The user defined sendMsg function takes an EdgeContext, which exposes the source and destination attributes along with the edge attribute and functions (sendToSrc, and sendToDst) to send messages to the source and destination attributes. Think of sendMsg as the map function in map-reduce.

//关键数据结构EdgeContext源码解析

package org.apache.spark.graphx

/**
 * Represents an edge along with its neighboring vertices and allows sending messages along the
 * edge. Used in [[Graph#aggregateMessages]].
 */
abstract class EdgeContext[VD, ED, A] {//三个类型分别是：顶点、边、自定义发送消息的类型（返回值的类型）
  /** The vertex id of the edge‘s source vertex. */
  def srcId: VertexId
  /** The vertex id of the edge‘s destination vertex. */
  def dstId: VertexId
  /** The vertex attribute of the edge‘s source vertex. */
  def srcAttr: VD
  /** The vertex attribute of the edge‘s destination vertex. */
  def dstAttr: VD
  /** The attribute associated with the edge. */
  def attr: ED

  /** Sends a message to the source vertex. */
  def sendToSrc(msg: A): Unit
  /** Sends a message to the destination vertex. */
  def sendToDst(msg: A): Unit

  /** Converts the edge and vertex properties into an [[EdgeTriplet]] for convenience. */
  def toEdgeTriplet: EdgeTriplet[VD, ED] = {
    val et = new EdgeTriplet[VD, ED]
    et.srcId = srcId
    et.srcAttr = srcAttr
    et.dstId = dstId
    et.dstAttr = dstAttr
    et.attr = attr
    et
  }
}

（2）mergeMsg ：
用户自定义的mergeMsg函数指定两个消息到相同的顶点并保存为一个消息。可以将mergeMsg函数看做map-reduce过程中的reduce函数。

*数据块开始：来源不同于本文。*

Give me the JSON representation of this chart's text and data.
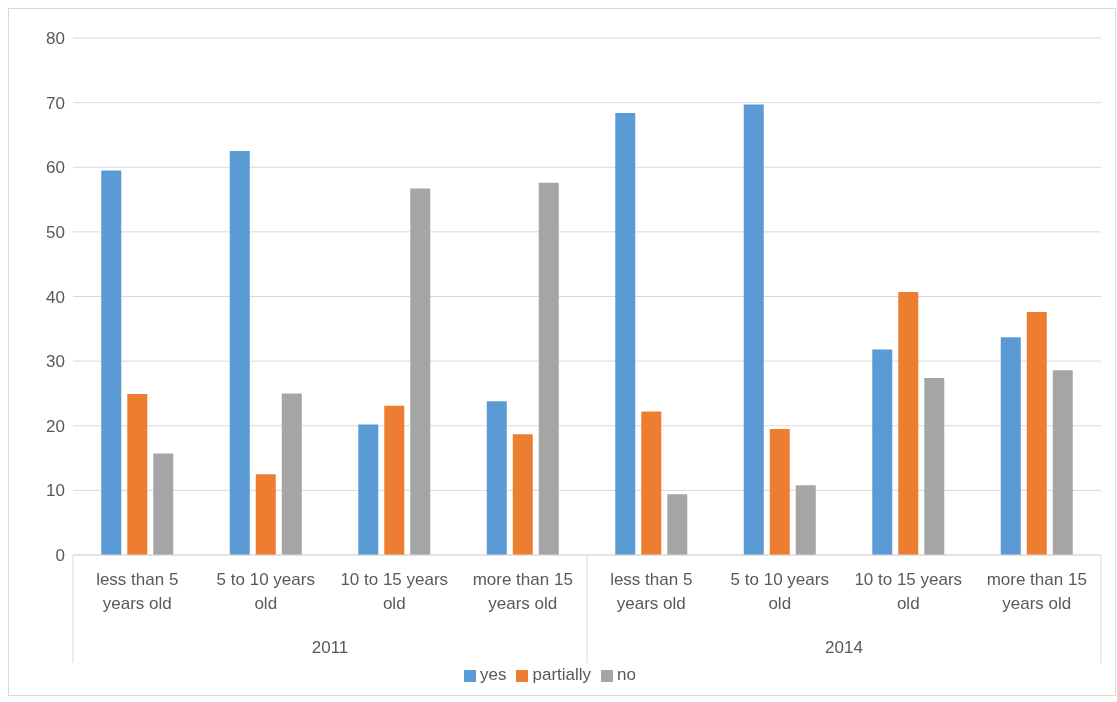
{
  "chart_data": {
    "type": "bar",
    "categories": [
      "less than 5 years old",
      "5 to 10 years old",
      "10 to 15 years old",
      "more than 15 years old",
      "less than 5 years old",
      "5 to 10 years old",
      "10 to 15 years old",
      "more than 15 years old"
    ],
    "series": [
      {
        "name": "yes",
        "color": "#5b9bd5",
        "values": [
          59.5,
          62.5,
          20.2,
          23.8,
          68.4,
          69.7,
          31.8,
          33.7
        ]
      },
      {
        "name": "partially",
        "color": "#ed7d31",
        "values": [
          24.9,
          12.5,
          23.1,
          18.7,
          22.2,
          19.5,
          40.7,
          37.6
        ]
      },
      {
        "name": "no",
        "color": "#a5a5a5",
        "values": [
          15.7,
          25.0,
          56.7,
          57.6,
          9.4,
          10.8,
          27.4,
          28.6
        ]
      }
    ],
    "annotations": [
      "2011",
      "2014"
    ],
    "ylim": [
      0,
      80
    ],
    "yticks": [
      0,
      10,
      20,
      30,
      40,
      50,
      60,
      70,
      80
    ],
    "grid": "y",
    "legend": "bottom"
  }
}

The user defined mergeMsg function takes two messages destined to the same vertex and yields a single message. Think of mergeMsg as the reduce function in map-reduce.

（3）TripletFields可选项
        它指出哪些数据将被访问（源顶点特征，目的顶点特征或者两者同时，即有三种可选择的值：TripletFields.Src，TripletFieldsDst，TripletFields.All。
      因此这个参数的作用是通知GraphX仅仅只需要EdgeContext的一部分参与计算，是一个优化的连接策略。例如，如果我们想计算每个用户的追随者的平均年龄，我们仅仅只需要源字段。所以我们用TripletFields.Src表示我们仅仅只需要源字段。
     takes an optional tripletsFields which indicates what data is accessed in the EdgeContext (i.e., the source vertex attribute but not the destination vertex attribute). The possible options for the tripletsFields are defined in TripletFields and the default value is TripletFields.All which indicates that the user defined sendMsg function may access any of the fields in the EdgeContext. The tripletFields argument can be used to notify GraphX that only part of the EdgeContext will be needed allowing GraphX to select an optimized join strategy. For example if we are computing the average age of the followers of each user we would only require the source field and so we would use TripletFields.Src to indicate that we only require the source field

（4）返回值：
The aggregateMessages operator returns a VertexRDD[Msg] containing the aggregate message (of type Msg) destined to each vertex. Vertices that did not receive a message are not included in the returned VertexRDD.

//假设已经定义好如下图：
//顶点:[Id,(name,age)]
//(4,(David,18))(1,(Alice,28))(6,(Fran,40))(3,(Charlie,30))(2,(Bob,70))(5,Ed,55))
//边：Edge(4,2,2)Edge(2,1,7)Edge(4,5,8)Edge(2,4,2)Edge(5,6,3)Edge(3,2,4)
//    Edge(6,1,2)Edge(3,6,3)Edge(6,2,8)Edge(4,1,1)Edge(6,4,3)(4,(2,110))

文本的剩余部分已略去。